Slashdot Mirror


reCAPTCHA Hard At Work, Rescuing Fading Texts

sciencehabit writes "Computer scientists have developed a program, called reCAPTCHA, which is being used in lieu of CAPTCHA by several sites, to help digitize old books and newspapers. The reCAPTCHA takes entries from old and faded texts that optical scanners and digital-text readers have trouble with. So every time you solve that string of crooked letters, you may actually be helping historians digitally reconstruct a page from the 1908 New York Times." The Science Now story links to the longer and more informative article at Ars Technica. (We last mentioned this program last year — and now it's good to get some sense of how well it's working.)

4 of 112 comments (clear)

  1. Re:Huh? 1908 New York Times? by FlyingSquidStudios · · Score: 2, Insightful

    I am almost certain that it is not all there in its entirety. There are bits that are not online specifically because of OCR errors. That is going to be true with any large volume of OCRed text.
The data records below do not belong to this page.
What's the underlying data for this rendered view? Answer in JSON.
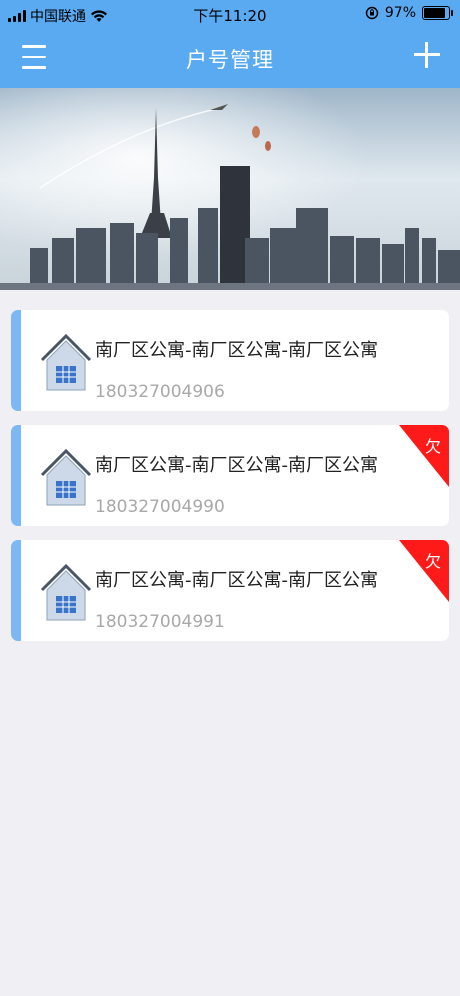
{
  "status_bar": {
    "carrier": "中国联通",
    "time": "下午11:20",
    "battery_percent": "97%",
    "battery_level": 0.97
  },
  "nav": {
    "title": "户号管理",
    "menu_icon": "menu-icon",
    "add_icon": "plus-icon"
  },
  "accounts": [
    {
      "name": "南厂区公寓-南厂区公寓-南厂区公寓",
      "number": "180327004906",
      "owe_badge": ""
    },
    {
      "name": "南厂区公寓-南厂区公寓-南厂区公寓",
      "number": "180327004990",
      "owe_badge": "欠"
    },
    {
      "name": "南厂区公寓-南厂区公寓-南厂区公寓",
      "number": "180327004991",
      "owe_badge": "欠"
    }
  ],
  "colors": {
    "header": "#5aaaf2",
    "card_accent": "#7cb8f4",
    "owe_badge": "#ff1a1a"
  }
}
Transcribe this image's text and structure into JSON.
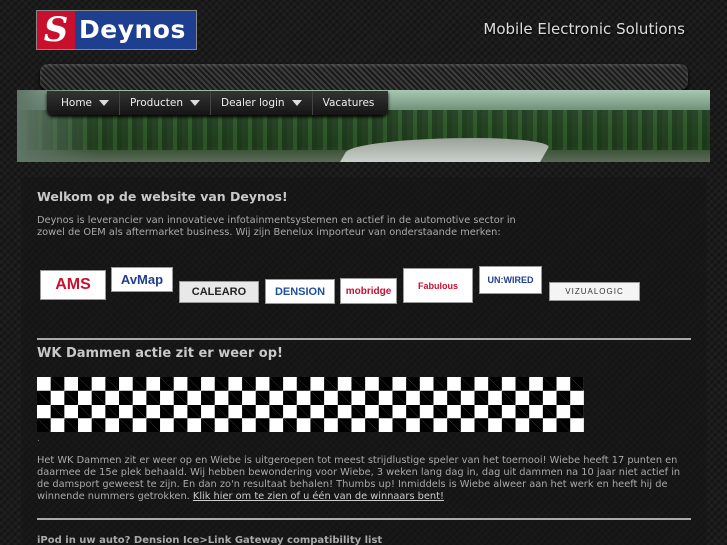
{
  "header": {
    "logo_letter": "S",
    "logo_text": "Deynos",
    "tagline": "Mobile Electronic Solutions"
  },
  "nav": {
    "items": [
      {
        "label": "Home",
        "has_dropdown": true
      },
      {
        "label": "Producten",
        "has_dropdown": true
      },
      {
        "label": "Dealer login",
        "has_dropdown": true
      },
      {
        "label": "Vacatures",
        "has_dropdown": false
      }
    ]
  },
  "welcome": {
    "title": "Welkom op de website van Deynos!",
    "intro": "Deynos is leverancier van innovatieve infotainmentsystemen en actief in de automotive sector in zowel de OEM als aftermarket business. Wij zijn Benelux importeur van onderstaande merken:"
  },
  "brands": [
    {
      "name": "AMS",
      "color": "#c8102e"
    },
    {
      "name": "AvMap",
      "color": "#1e3f8f"
    },
    {
      "name": "CALEARO",
      "color": "#222222"
    },
    {
      "name": "DENSION",
      "color": "#1e4f9f"
    },
    {
      "name": "mobridge",
      "color": "#c8102e"
    },
    {
      "name": "Fabulous",
      "color": "#c8102e"
    },
    {
      "name": "UN:WIRED",
      "color": "#1e3f8f"
    },
    {
      "name": "VIZUALOGIC",
      "color": "#333333"
    }
  ],
  "news": [
    {
      "title": "WK Dammen actie zit er weer op!",
      "dot": ".",
      "body": "Het WK Dammen zit er weer op en Wiebe is uitgeroepen tot meest strijdlustige speler van het toernooi! Wiebe heeft 17 punten en daarmee de 15e plek behaald. Wij hebben bewondering voor Wiebe, 3 weken lang dag in, dag uit dammen na 10 jaar niet actief in de damsport geweest te zijn. En dan zo'n resultaat behalen! Thumbs up! Inmiddels is Wiebe alweer aan het werk en heeft hij de winnende nummers getrokken.",
      "link": "Klik hier om te zien of u één van de winnaars bent!"
    },
    {
      "title": "iPod in uw auto? Dension Ice>Link Gateway compatibility list"
    }
  ]
}
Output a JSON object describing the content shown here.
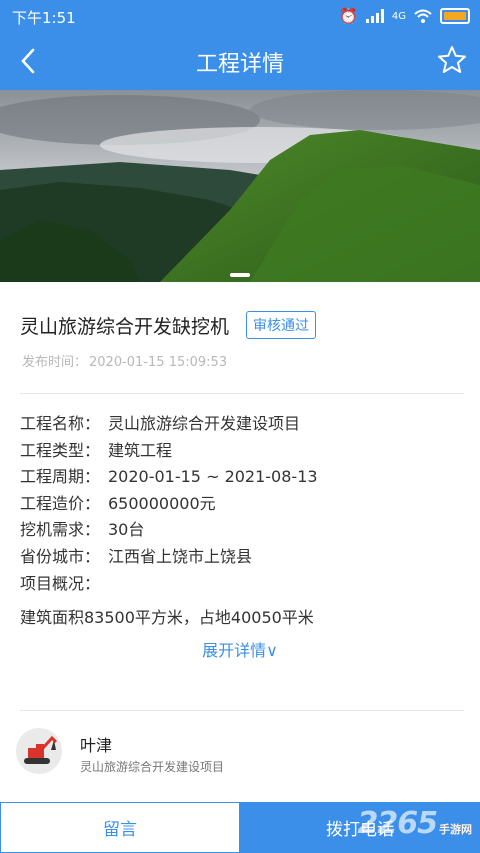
{
  "status_bar": {
    "time": "下午1:51",
    "network": "4G"
  },
  "header": {
    "title": "工程详情"
  },
  "project": {
    "title": "灵山旅游综合开发缺挖机",
    "badge": "审核通过",
    "publish_label": "发布时间：",
    "publish_time": "2020-01-15 15:09:53"
  },
  "details": [
    {
      "label": "工程名称：",
      "value": "灵山旅游综合开发建设项目"
    },
    {
      "label": "工程类型：",
      "value": "建筑工程"
    },
    {
      "label": "工程周期：",
      "value": "2020-01-15 ~ 2021-08-13"
    },
    {
      "label": "工程造价：",
      "value": "650000000元"
    },
    {
      "label": "挖机需求：",
      "value": "30台"
    },
    {
      "label": "省份城市：",
      "value": "江西省上饶市上饶县"
    },
    {
      "label": "项目概况：",
      "value": ""
    }
  ],
  "overview": "建筑面积83500平方米，占地40050平米",
  "expand_label": "展开详情∨",
  "contact": {
    "name": "叶津",
    "project": "灵山旅游综合开发建设项目"
  },
  "bottom": {
    "message_label": "留言",
    "call_label": "拨打电话"
  },
  "watermark": {
    "text": "2265",
    "site": "手游网"
  },
  "colors": {
    "primary": "#3b8fe9",
    "badge": "#3b8fe9"
  }
}
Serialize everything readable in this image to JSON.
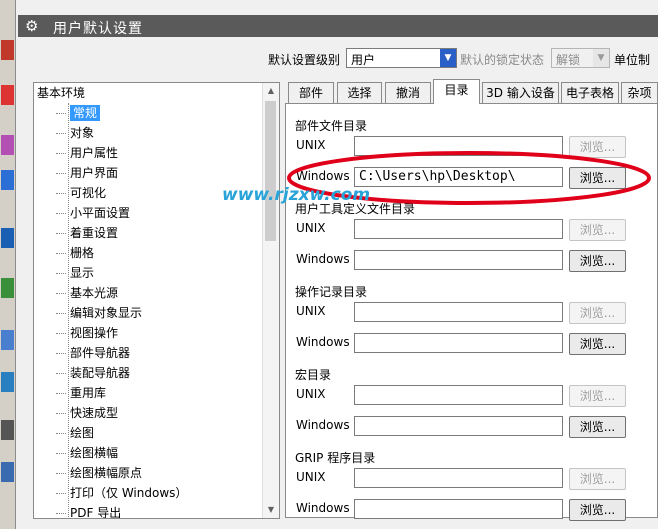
{
  "window": {
    "title": "用户默认设置"
  },
  "top_row": {
    "level_label": "默认设置级别",
    "level_value": "用户",
    "lock_label": "默认的锁定状态",
    "lock_value": "解锁",
    "units_label": "单位制"
  },
  "tree": {
    "root": "基本环境",
    "items": [
      "常规",
      "对象",
      "用户属性",
      "用户界面",
      "可视化",
      "小平面设置",
      "着重设置",
      "栅格",
      "显示",
      "基本光源",
      "编辑对象显示",
      "视图操作",
      "部件导航器",
      "装配导航器",
      "重用库",
      "快速成型",
      "绘图",
      "绘图横幅",
      "绘图横幅原点",
      "打印（仅 Windows）",
      "PDF 导出"
    ],
    "selected_index": 0
  },
  "tabs": [
    "部件",
    "选择",
    "撤消",
    "目录",
    "3D 输入设备",
    "电子表格",
    "杂项"
  ],
  "active_tab_index": 3,
  "sections": [
    {
      "title": "部件文件目录",
      "unix_label": "UNIX",
      "unix_value": "",
      "windows_label": "Windows",
      "windows_value": "C:\\Users\\hp\\Desktop\\"
    },
    {
      "title": "用户工具定义文件目录",
      "unix_label": "UNIX",
      "unix_value": "",
      "windows_label": "Windows",
      "windows_value": ""
    },
    {
      "title": "操作记录目录",
      "unix_label": "UNIX",
      "unix_value": "",
      "windows_label": "Windows",
      "windows_value": ""
    },
    {
      "title": "宏目录",
      "unix_label": "UNIX",
      "unix_value": "",
      "windows_label": "Windows",
      "windows_value": ""
    },
    {
      "title": "GRIP 程序目录",
      "unix_label": "UNIX",
      "unix_value": "",
      "windows_label": "Windows",
      "windows_value": ""
    }
  ],
  "browse_label": "浏览...",
  "watermark": "www.rjzxw.com",
  "colors": {
    "annotation": "#e0001a",
    "selection": "#3399ff",
    "titlebar": "#5a5a5a",
    "watermark": "#2aa3d8"
  }
}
  2. Re:Not new by Tassach · · Score: 2, Insightful

    Because that's so different than the thousands of useless geeks wasting their time on /.

    --
    Why is it that the proponents of "one nation under God" are so eager to get rid of "liberty and justice for all"?
  3. Re:Not new by Kjella · · Score: 2, Insightful

    I would imagine that they use multiple logins to verify one word - it's not like people don't mistype captchas in the first place.

    --
    Live today, because you never know what tomorrow brings
  4. Re:Validate your data, guys! by Anonymous Coward · · Score: 1, Insightful

    Both words are from 'real old text'. You won't have any effect on the data output by putting 'penis' because more people will type the correct word.